— Мелькают, мелькают, — согласилась она торопливо, но, похоже, думала совсем о другом. И опять уставилась на гостя безумными глазами. — Никак не могу понять — ты это или не ты? Почернел, как чугунок. Трудной оказалась судьба у Татархановых. Тяжкими, знать, были грехи. Вот и карает аллах. А я помню тебя. Избалованным был через край. Никого не замечал вокруг. Рамазан, брат твой старший, попроще, душевнее. И внешностью не то, что ты. Что же стало с твоей красотой? Как же ты поблек!
— Ты-то тоже… не кровь с молоком, — отплатил Амирхан раздраженным тоном.
— Кровь — это ты верно сказал, — уступчиво заметила она. — Много ее пролито.

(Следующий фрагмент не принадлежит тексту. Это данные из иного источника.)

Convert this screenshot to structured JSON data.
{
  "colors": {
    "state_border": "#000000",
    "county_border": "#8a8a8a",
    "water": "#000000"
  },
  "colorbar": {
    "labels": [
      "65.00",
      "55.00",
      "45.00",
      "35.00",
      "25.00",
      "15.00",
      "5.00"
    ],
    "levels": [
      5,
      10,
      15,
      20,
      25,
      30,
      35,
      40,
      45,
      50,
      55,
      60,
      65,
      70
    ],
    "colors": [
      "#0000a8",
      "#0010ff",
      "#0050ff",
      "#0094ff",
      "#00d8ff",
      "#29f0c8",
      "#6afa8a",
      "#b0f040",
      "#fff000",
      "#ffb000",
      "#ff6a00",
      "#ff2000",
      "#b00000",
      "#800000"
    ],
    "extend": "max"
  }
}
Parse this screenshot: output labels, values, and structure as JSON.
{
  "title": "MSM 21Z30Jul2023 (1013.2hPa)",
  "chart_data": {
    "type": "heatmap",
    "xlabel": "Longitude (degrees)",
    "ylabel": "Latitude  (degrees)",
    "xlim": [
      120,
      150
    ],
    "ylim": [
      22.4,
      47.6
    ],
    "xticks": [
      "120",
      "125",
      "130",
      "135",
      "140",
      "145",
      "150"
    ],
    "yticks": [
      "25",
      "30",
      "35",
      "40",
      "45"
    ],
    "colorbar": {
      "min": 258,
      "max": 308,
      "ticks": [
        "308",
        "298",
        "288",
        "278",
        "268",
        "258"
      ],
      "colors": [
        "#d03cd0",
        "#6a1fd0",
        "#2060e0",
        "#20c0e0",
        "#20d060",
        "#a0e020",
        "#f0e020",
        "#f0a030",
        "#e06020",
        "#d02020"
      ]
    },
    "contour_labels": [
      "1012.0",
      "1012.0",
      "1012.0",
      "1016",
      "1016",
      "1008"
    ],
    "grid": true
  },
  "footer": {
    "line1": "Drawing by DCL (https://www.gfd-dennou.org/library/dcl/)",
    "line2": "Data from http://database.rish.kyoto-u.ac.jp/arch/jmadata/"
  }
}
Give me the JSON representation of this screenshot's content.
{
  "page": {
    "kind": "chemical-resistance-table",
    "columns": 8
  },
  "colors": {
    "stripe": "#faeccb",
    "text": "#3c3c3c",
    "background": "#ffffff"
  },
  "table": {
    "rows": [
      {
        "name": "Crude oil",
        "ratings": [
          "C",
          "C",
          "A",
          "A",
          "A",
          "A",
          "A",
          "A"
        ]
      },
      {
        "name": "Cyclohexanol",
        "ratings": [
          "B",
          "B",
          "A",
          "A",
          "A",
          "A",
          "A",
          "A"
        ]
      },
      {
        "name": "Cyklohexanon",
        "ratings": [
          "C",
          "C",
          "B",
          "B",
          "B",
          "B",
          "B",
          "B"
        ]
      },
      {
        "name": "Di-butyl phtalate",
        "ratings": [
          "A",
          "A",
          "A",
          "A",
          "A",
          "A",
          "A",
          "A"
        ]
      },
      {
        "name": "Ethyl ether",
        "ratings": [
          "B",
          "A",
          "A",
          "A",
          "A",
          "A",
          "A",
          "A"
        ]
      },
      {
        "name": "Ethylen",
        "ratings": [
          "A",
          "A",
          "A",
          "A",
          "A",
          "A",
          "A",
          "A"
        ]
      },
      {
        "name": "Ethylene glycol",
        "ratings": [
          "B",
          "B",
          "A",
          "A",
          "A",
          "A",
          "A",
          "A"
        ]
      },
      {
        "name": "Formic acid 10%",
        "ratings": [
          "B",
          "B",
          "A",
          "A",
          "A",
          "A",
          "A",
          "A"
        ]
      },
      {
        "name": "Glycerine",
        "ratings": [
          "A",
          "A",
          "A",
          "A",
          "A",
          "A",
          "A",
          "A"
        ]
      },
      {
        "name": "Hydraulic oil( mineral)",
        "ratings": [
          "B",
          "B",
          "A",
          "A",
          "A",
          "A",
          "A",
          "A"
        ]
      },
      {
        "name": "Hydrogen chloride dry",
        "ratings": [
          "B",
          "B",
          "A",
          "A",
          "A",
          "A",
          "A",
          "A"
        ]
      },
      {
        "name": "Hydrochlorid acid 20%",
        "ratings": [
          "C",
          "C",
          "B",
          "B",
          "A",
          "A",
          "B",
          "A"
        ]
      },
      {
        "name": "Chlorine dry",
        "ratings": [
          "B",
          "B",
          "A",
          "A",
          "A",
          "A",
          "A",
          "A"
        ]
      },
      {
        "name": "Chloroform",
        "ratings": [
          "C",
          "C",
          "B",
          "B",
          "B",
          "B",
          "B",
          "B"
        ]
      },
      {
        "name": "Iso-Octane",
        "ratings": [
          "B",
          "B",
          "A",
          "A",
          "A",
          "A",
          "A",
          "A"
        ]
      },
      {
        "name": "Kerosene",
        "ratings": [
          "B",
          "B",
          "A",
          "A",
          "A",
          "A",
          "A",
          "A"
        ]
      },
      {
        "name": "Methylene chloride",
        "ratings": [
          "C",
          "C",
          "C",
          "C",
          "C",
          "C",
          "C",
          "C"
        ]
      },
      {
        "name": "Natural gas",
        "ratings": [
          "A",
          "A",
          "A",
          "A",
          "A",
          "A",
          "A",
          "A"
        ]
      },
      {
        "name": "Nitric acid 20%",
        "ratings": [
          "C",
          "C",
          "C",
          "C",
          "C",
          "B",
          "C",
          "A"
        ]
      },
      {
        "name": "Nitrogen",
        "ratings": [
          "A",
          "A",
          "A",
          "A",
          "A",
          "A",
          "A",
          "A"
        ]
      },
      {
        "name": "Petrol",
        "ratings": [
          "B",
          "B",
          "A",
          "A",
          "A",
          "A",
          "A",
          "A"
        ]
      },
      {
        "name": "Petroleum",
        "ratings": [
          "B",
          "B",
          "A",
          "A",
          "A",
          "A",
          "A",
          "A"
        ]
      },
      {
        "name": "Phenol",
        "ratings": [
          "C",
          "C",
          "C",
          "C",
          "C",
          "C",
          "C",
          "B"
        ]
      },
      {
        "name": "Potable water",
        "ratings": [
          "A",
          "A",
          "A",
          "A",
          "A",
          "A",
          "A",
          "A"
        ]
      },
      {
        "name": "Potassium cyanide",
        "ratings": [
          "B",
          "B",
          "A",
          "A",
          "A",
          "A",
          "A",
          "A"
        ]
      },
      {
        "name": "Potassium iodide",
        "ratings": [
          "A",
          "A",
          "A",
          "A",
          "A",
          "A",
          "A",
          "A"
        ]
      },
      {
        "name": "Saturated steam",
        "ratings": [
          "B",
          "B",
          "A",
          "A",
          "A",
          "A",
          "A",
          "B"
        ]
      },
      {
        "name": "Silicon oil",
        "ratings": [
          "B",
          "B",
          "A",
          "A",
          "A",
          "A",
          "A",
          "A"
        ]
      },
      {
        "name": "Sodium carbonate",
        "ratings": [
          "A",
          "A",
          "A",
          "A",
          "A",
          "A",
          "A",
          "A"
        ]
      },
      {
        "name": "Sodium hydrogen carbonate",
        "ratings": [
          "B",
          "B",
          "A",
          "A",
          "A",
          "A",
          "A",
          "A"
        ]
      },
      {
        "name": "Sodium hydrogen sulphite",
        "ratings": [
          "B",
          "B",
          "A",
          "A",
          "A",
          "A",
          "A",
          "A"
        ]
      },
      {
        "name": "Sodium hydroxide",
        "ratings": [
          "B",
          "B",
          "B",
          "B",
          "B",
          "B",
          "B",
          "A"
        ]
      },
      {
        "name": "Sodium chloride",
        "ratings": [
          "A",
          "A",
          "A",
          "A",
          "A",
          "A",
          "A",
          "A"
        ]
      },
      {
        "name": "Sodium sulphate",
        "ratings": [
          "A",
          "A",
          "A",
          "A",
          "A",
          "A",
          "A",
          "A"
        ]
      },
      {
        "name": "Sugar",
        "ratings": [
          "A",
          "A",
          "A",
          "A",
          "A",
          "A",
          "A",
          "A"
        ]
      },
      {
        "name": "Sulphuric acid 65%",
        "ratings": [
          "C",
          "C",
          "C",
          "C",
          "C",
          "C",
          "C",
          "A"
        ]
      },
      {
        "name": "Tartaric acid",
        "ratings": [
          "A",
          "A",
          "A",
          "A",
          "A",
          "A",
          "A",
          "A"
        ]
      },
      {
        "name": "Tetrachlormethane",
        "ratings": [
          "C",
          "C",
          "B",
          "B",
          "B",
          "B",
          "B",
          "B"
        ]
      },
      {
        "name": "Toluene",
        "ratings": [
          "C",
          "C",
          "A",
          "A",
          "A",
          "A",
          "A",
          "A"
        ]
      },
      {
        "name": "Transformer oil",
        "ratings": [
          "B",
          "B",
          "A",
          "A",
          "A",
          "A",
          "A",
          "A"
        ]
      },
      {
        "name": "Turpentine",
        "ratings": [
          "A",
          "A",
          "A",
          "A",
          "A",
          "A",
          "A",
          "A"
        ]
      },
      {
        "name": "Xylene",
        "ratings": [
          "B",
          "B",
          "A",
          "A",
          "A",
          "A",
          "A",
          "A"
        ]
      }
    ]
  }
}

Все норовят кровью залить…
— Спятила, что ли? — насторожился он.
— К святым и не святым все пойдем… Никто здесь не останется. Всех примет безотказная земля.
Мадина повернула голову к дверному проему, словно поманили ее из темной глубины.
— Возьми и мою душу, — вымолвила она, непонятно к кому обращаясь, и что-то еще зашептала, как молитву, и удалилась, унося с собой свет.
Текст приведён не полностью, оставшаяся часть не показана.